Local companies have not actively participated in the first lucrative stages of the oil and gas sector, the Petroleum Authority of Uganda (PAU) said recently.
Ernest Rubondo, the executive director of the PAU, said the value for money audit on national content undertaken by the auditor general places the current level of national participation at 28 per cent only.
He explained that in 2017, out of the $133 million spent on contracts, purchase orders and call-offs, only 28 per cent translating to $35 million were undertaken by Ugandan companies, something he said is still minimal.
“The major activities of 2017 involved mainly Front-End Engineering Design (FEED) studies and geophysical and geotechnical studies. These activities were contracted to international companies and undertaken outside Uganda,” he said.
Rubondo added: “Approval of these FEED studies will usher in the engineering, procurement and construction phase of the projects where the bulk of opportunities for employment, technology transfer and enterprise development lie.”
With close to $20 billion expected to be invested in the development of these oil and gas projects over the next five to 10 years, PAU feels it is critical to ensure that a significant portion of the opportunities are domesticated within the country.
The process involved PAU working closely with the Uganda Revenue Authority, the Uganda Registration Services Bureau and National Social Security Fund in the verification of entities and persons domiciled in Uganda and with the respective foreign missions through the ministry of Foreign Affairs in the verification of the foreign entities.
The National Supplier Database (NSD) for the oil and gas sector is one of the initiatives put in place to achieve the country’s objectives of local participation. This process attracted 774 applications out of which 513 qualified for registration on the NSD in 2017.
Rubondo said the NSD improves efficiency in the supply chain through reducing procurement lead times and achieving a cost-efficient procurement cycle.
“It gives visibility to potential suppliers, more so the Ugandan suppliers who may have found it difficult to be known or even those who are newly established,” he said.
Rubondo further explained that: “Apart from transparency in the procurement process, it also supports the establishment of joint ventures between firms to build and enhance capacity.”

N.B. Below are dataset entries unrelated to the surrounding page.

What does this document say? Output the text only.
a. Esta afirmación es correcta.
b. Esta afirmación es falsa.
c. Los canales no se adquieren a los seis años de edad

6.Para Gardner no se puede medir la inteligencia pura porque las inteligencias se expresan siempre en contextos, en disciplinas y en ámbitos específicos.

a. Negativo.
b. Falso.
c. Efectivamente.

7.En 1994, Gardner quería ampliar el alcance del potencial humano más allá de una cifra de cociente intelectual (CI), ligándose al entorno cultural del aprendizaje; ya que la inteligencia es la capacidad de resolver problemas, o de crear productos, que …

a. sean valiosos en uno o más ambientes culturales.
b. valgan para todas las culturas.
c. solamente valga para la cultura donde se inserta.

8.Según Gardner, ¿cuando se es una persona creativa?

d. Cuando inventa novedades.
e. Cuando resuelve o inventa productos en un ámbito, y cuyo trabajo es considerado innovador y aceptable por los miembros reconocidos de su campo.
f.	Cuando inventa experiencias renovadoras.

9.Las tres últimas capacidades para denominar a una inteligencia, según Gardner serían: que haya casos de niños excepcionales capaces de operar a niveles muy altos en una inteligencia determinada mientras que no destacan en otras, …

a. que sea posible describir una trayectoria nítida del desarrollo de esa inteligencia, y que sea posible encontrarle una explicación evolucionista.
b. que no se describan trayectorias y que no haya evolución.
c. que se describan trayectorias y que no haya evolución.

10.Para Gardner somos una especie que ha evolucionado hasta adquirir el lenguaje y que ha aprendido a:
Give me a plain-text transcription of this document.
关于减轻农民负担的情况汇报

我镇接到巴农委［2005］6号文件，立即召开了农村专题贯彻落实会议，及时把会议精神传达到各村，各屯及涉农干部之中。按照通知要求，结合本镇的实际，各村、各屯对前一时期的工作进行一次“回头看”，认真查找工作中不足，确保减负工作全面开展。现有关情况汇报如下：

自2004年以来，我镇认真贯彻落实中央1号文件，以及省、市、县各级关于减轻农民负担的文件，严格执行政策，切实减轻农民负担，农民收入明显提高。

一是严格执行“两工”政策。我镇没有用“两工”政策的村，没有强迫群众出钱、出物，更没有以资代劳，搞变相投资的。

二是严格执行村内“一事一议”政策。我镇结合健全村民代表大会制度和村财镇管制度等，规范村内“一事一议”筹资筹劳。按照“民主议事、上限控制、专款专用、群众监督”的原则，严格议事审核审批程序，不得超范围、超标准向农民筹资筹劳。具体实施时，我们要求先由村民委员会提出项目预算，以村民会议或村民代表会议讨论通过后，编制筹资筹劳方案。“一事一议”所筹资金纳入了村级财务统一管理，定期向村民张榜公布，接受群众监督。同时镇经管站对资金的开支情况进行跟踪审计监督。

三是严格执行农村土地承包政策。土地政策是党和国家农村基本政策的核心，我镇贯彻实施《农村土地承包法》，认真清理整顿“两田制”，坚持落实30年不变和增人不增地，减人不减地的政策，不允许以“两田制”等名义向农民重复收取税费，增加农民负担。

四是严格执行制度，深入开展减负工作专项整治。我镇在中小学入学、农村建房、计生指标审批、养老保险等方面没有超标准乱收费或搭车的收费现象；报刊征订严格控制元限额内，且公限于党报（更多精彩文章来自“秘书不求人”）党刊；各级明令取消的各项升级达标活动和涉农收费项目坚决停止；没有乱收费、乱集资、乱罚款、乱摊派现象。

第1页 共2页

When companies realized that the registration was a needed requirement, the number of applications received increased from the 774 in 2017 to 2,558 so far in 2018, and subsequently the number of registered entities increased from 513 to 1,712 this year.
Some 716 foreign companies, up from 135 last year, have registered. The majority of these are Chinese, British, French, Saudi, Nigerian and Kenya firms while there are 996 Ugandan-owned companies this year ready to provide oil-related services, compared to only 378 last year.
“The foreign-registered entities are from 44 other countries with China having 149 companies, United Kingdom 61, France 47, United Arab Emirates, Nigeria and Kenya with 33 companies,” he said.